- Associated Press - Saturday, January 14, 2017

FORT WAYNE, Ind. (AP) - When she first took on the task of maintaining the bookshelf at Community Harvest Food Bank, Katie Dorsey didn’t know if she would be able to keep it filled.

She needn’t have worried.

The 17-year-old has given away more than 11,000 books since she began Hope Books in March 2015 to get books to children who might not have access to them at home. Her efforts have expanded to include such organizations as the Early Childhood Alliance and the Urban League of Fort Wayne.

“It wasn’t really me that was doing it,” the Carroll High School senior said. “God showed up in so many ways to provide what I needed for that time.”

The organization’s namesake is Jeremiah 29:11, a Bible verse about giving people hope and a future, Dorsey said. She noted the verse is on cards she distributes when seeking donations.

Her inspiration to begin such a project stemmed from seeing children with their parents at Community Harvest, a place she and her mother regularly visit because they deliver groceries to homebound seniors, Dorsey said.

No activities were available for the children, who would look bored, Dorsey said, so she decided to fill that void.

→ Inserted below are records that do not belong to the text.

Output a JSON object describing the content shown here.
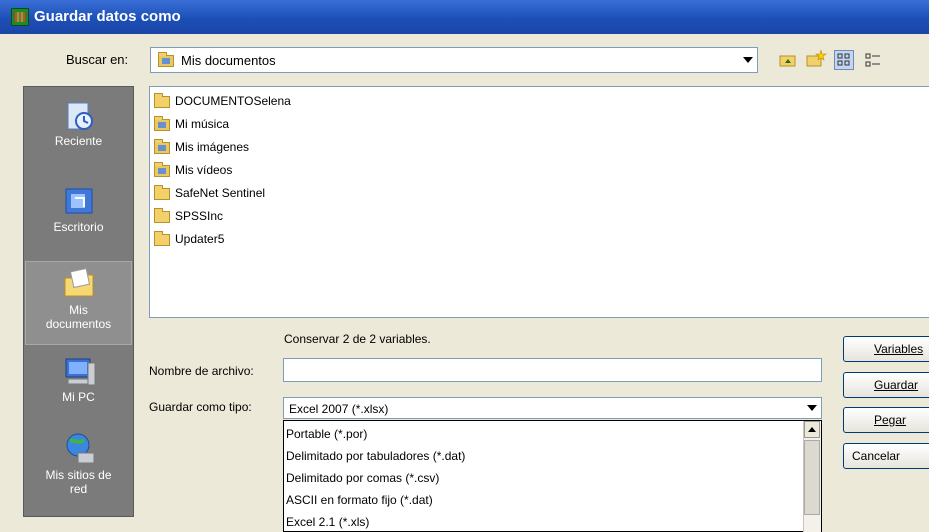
{
  "window": {
    "title": "Guardar datos como"
  },
  "lookin": {
    "label": "Buscar en:",
    "value": "Mis documentos"
  },
  "places": [
    {
      "label": "Reciente"
    },
    {
      "label": "Escritorio"
    },
    {
      "label": "Mis documentos"
    },
    {
      "label": "Mi PC"
    },
    {
      "label": "Mis sitios de red"
    }
  ],
  "files": [
    {
      "name": "DOCUMENTOSelena",
      "icon": "folder-icon"
    },
    {
      "name": "Mi música",
      "icon": "music-folder-icon"
    },
    {
      "name": "Mis imágenes",
      "icon": "pictures-folder-icon"
    },
    {
      "name": "Mis vídeos",
      "icon": "videos-folder-icon"
    },
    {
      "name": "SafeNet Sentinel",
      "icon": "folder-icon"
    },
    {
      "name": "SPSSInc",
      "icon": "folder-icon"
    },
    {
      "name": "Updater5",
      "icon": "folder-icon"
    }
  ],
  "keep_text": "Conservar 2 de 2 variables.",
  "filename": {
    "label": "Nombre de archivo:",
    "value": ""
  },
  "savetype": {
    "label": "Guardar como tipo:",
    "value": "Excel 2007 (*.xlsx)",
    "options": [
      "Portable (*.por)",
      "Delimitado por tabuladores (*.dat)",
      "Delimitado por comas (*.csv)",
      "ASCII en formato fijo (*.dat)",
      "Excel 2.1 (*.xls)"
    ]
  },
  "buttons": {
    "variables": "Variables",
    "save": "Guardar",
    "paste": "Pegar",
    "cancel": "Cancelar"
  }
}
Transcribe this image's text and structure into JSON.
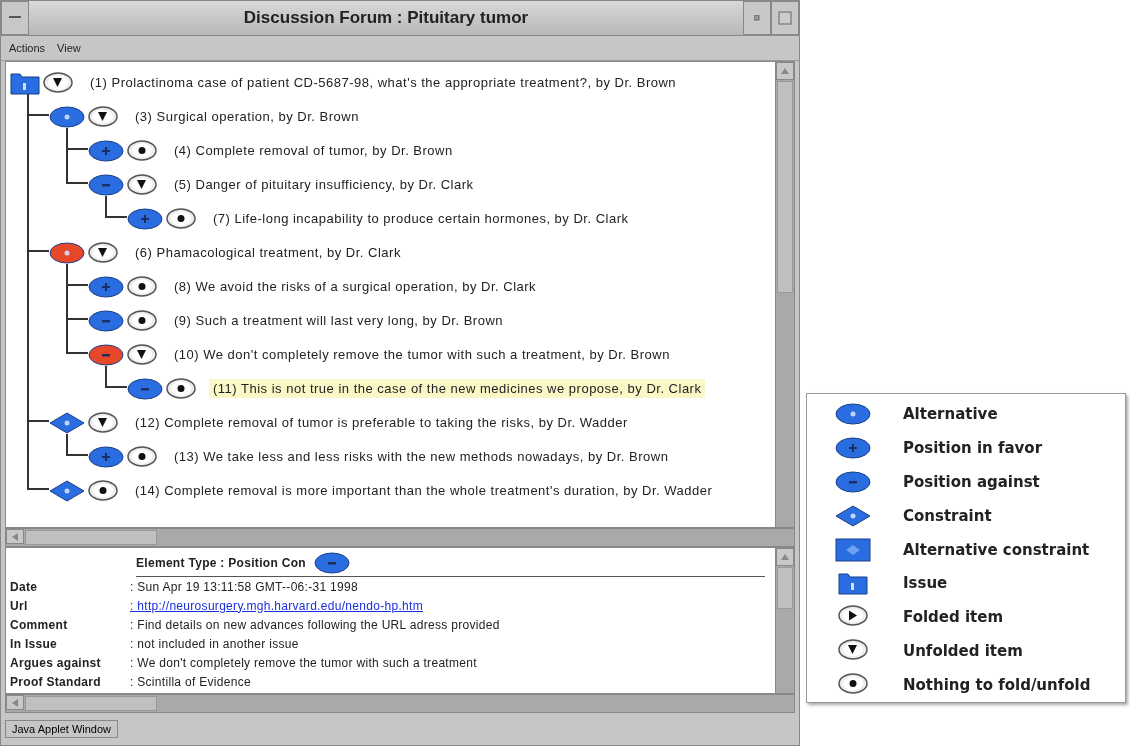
{
  "window": {
    "title": "Discussion Forum : Pituitary tumor",
    "status": "Java Applet Window"
  },
  "menu": [
    "Actions",
    "View"
  ],
  "tree": [
    {
      "kind": "issue",
      "color": "#2a6de0",
      "expanded": true,
      "selected": false,
      "text": "(1)  Prolactinoma case of patient CD-5687-98, what's the appropriate treatment?, by Dr. Brown",
      "children": [
        {
          "kind": "alternative",
          "color": "#2a6de0",
          "expanded": true,
          "selected": false,
          "text": "(3)  Surgical operation, by Dr. Brown",
          "children": [
            {
              "kind": "pro",
              "color": "#2a6de0",
              "selected": false,
              "text": "(4)  Complete removal of tumor, by Dr. Brown"
            },
            {
              "kind": "con",
              "color": "#2a6de0",
              "expanded": true,
              "selected": false,
              "text": "(5)  Danger of pituitary insufficiency, by Dr. Clark",
              "children": [
                {
                  "kind": "pro",
                  "color": "#2a6de0",
                  "selected": false,
                  "text": "(7)  Life-long incapability to produce certain hormones, by Dr. Clark"
                }
              ]
            }
          ]
        },
        {
          "kind": "alternative",
          "color": "#e8482a",
          "expanded": true,
          "selected": false,
          "text": "(6)  Phamacological treatment, by Dr. Clark",
          "children": [
            {
              "kind": "pro",
              "color": "#2a6de0",
              "selected": false,
              "text": "(8)  We avoid the risks of a surgical operation, by Dr. Clark"
            },
            {
              "kind": "con",
              "color": "#2a6de0",
              "selected": false,
              "text": "(9)  Such a treatment will last very long, by Dr. Brown"
            },
            {
              "kind": "con",
              "color": "#e8482a",
              "expanded": true,
              "selected": false,
              "text": "(10)  We don't completely remove the tumor with such a treatment, by Dr. Brown",
              "children": [
                {
                  "kind": "con",
                  "color": "#2a6de0",
                  "selected": true,
                  "text": "(11)  This is not true in the case of the new medicines we propose, by Dr. Clark"
                }
              ]
            }
          ]
        },
        {
          "kind": "constraint",
          "color": "#2a6de0",
          "expanded": true,
          "selected": false,
          "text": "(12)  Complete removal of tumor is preferable to taking the risks, by Dr. Wadder",
          "children": [
            {
              "kind": "pro",
              "color": "#2a6de0",
              "selected": false,
              "text": "(13)  We take less and less risks with the new methods nowadays, by Dr. Brown"
            }
          ]
        },
        {
          "kind": "constraint",
          "color": "#2a6de0",
          "selected": false,
          "text": "(14)  Complete removal is more important than the whole treatment's duration, by Dr. Wadder"
        }
      ]
    }
  ],
  "detail": {
    "element_type": "Element Type : Position Con",
    "element_icon": {
      "kind": "con"
    },
    "fields": [
      {
        "label": "Date",
        "value": ": Sun Apr 19 13:11:58 GMT--06:-31 1998",
        "kind": "text"
      },
      {
        "label": "Url",
        "value": ": http://neurosurgery.mgh.harvard.edu/nendo-hp.htm",
        "kind": "link"
      },
      {
        "label": "Comment",
        "value": ": Find details on new advances following the URL adress provided",
        "kind": "text"
      },
      {
        "label": "In Issue",
        "value": ": not included in another issue",
        "kind": "text"
      },
      {
        "label": "Argues against",
        "value": ": We don't completely remove the tumor with such a treatment",
        "kind": "text"
      },
      {
        "label": "Proof Standard",
        "value": ": Scintilla of Evidence",
        "kind": "text"
      }
    ]
  },
  "legend": [
    {
      "kind": "alternative",
      "label": "Alternative"
    },
    {
      "kind": "pro",
      "label": "Position in favor"
    },
    {
      "kind": "con",
      "label": "Position against"
    },
    {
      "kind": "constraint",
      "label": "Constraint"
    },
    {
      "kind": "alt_constraint",
      "label": "Alternative constraint"
    },
    {
      "kind": "issue",
      "label": "Issue"
    },
    {
      "kind": "folded",
      "label": "Folded item"
    },
    {
      "kind": "unfolded",
      "label": "Unfolded item"
    },
    {
      "kind": "none",
      "label": "Nothing to fold/unfold"
    }
  ]
}
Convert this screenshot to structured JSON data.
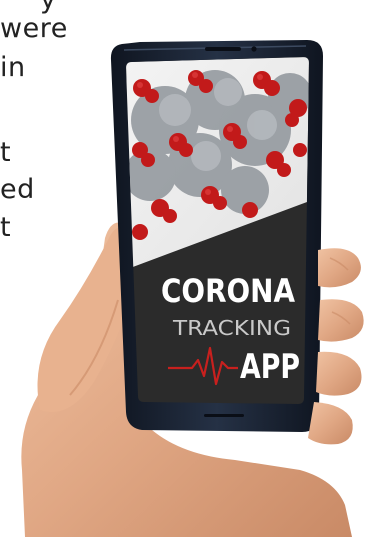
{
  "background_text": {
    "lines": [
      "y",
      "were",
      "in",
      "",
      "t",
      "ed",
      "t"
    ]
  },
  "phone_screen": {
    "title_line1": "CORONA",
    "title_line2": "TRACKING",
    "title_line3": "APP",
    "virus_image": "coronavirus-render",
    "heartbeat_icon": "ecg-pulse-icon"
  },
  "colors": {
    "phone_body": "#1c2533",
    "screen_dark": "#2b2b2b",
    "title_white": "#ffffff",
    "title_gray": "#c9c9c9",
    "heartbeat_red": "#c8201e",
    "virus_red": "#c21a1a",
    "skin": "#e0a784"
  }
}
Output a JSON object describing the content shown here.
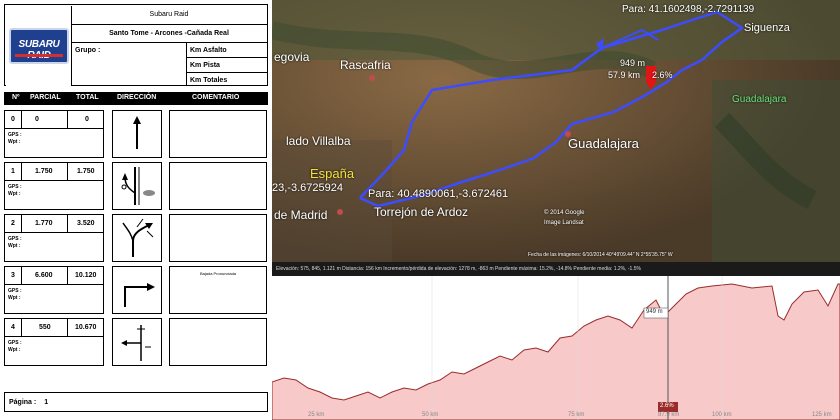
{
  "roadbook": {
    "event": "Subaru Raid",
    "logo_text": "SUBARU RAID",
    "route": "Santo Tome - Arcones -Cañada Real",
    "grupo_label": "Grupo :",
    "km_asfalto_label": "Km Asfalto",
    "km_pista_label": "Km Pista",
    "km_totales_label": "Km Totales",
    "columns": {
      "n": "Nº",
      "parcial": "PARCIAL",
      "total": "TOTAL",
      "direccion": "DIRECCIÓN",
      "comentario": "COMENTARIO"
    },
    "gps_label": "GPS :",
    "wpt_label": "Wpt :",
    "rows": [
      {
        "n": "0",
        "parcial": "0",
        "total": "0",
        "comment": "",
        "icon": "straight-arrow-icon"
      },
      {
        "n": "1",
        "parcial": "1.750",
        "total": "1.750",
        "comment": "",
        "icon": "road-junction-icon"
      },
      {
        "n": "2",
        "parcial": "1.770",
        "total": "3.520",
        "comment": "",
        "icon": "fork-right-icon"
      },
      {
        "n": "3",
        "parcial": "6.600",
        "total": "10.120",
        "comment": "Bajada Pronunciada",
        "icon": "turn-right-icon"
      },
      {
        "n": "4",
        "parcial": "550",
        "total": "10.670",
        "comment": "",
        "icon": "turn-left-icon"
      }
    ],
    "pagina_label": "Página :",
    "pagina_value": "1"
  },
  "map": {
    "labels": {
      "segovia": "egovia",
      "rascafria": "Rascafria",
      "siguenza": "Siguenza",
      "guadalajara_river": "Guadalajara",
      "guadalajara": "Guadalajara",
      "villalba": "lado Villalba",
      "espana": "España",
      "madrid": "de Madrid",
      "torrejon": "Torrejón de Ardoz",
      "coord_left": "23,-3.6725924",
      "para_top": "Para: 41.1602498,-2.7291139",
      "para_bottom": "Para: 40.4890061,-3.672461",
      "marker_elev": "949 m",
      "marker_dist": "57.9 km",
      "marker_pct": "2.6%",
      "copyright": "© 2014 Google",
      "image": "Image Landsat",
      "footer": "Fecha de las imágenes: 6/10/2014   40°49'09.44\" N   2°55'35.75\" W"
    },
    "colors": {
      "route": "#3d4cff",
      "marker": "#e01515",
      "terrain": "#6b5238"
    }
  },
  "elevation": {
    "stats": "Elevación: 575, 845, 1.121 m   Distancia: 156 km   Incremento/pérdida de elevación: 1278 m, -863 m   Pendiente máxima: 15.2%, -14.8%   Pendiente media: 1.2%, -1.5%",
    "marker_value": "949 m",
    "cursor_pct": "2.6%",
    "x_ticks": [
      "25 km",
      "50 km",
      "75 km",
      "87.9 km",
      "100 km",
      "125 km"
    ],
    "fill_color": "#f7c9c9",
    "line_color": "#9a2c2c"
  }
}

The idea to start a bookshelf came from www.DoSomething.org and appealed to Dorsey because books have always been part of her home life, she said, noting her mother was a teacher.

When she approached Community Harvest about the idea, she learned somebody had donated a bookshelf, but nobody was available to maintain it, she said.

To stock the shelf, Dorsey weeded through her mother’s collection of children’s books and conducted book drives at Carroll as well as her church, Pathway Community Church. Half Price Books has contributed to the cause, as has the Garrett Public Library, which gave her about six boxes after its renovation, she said. She has sought donations at garage sales as well.

Within Hope Books’ first year, Dorsey applied for and won a $500 Disney Summer of Creativity grant, which she used to buy books, she said.

“I’ve had to pay for very, very few of them,” Dorsey said of the items Hope Books has given away.

Dorsey, who plans to attend Huntington University after high school, aimed to distribute 10,000 books by the end of 2016 - a goal she exceeded. Long term, she said, she hopes to expand the program beyond Fort Wayne.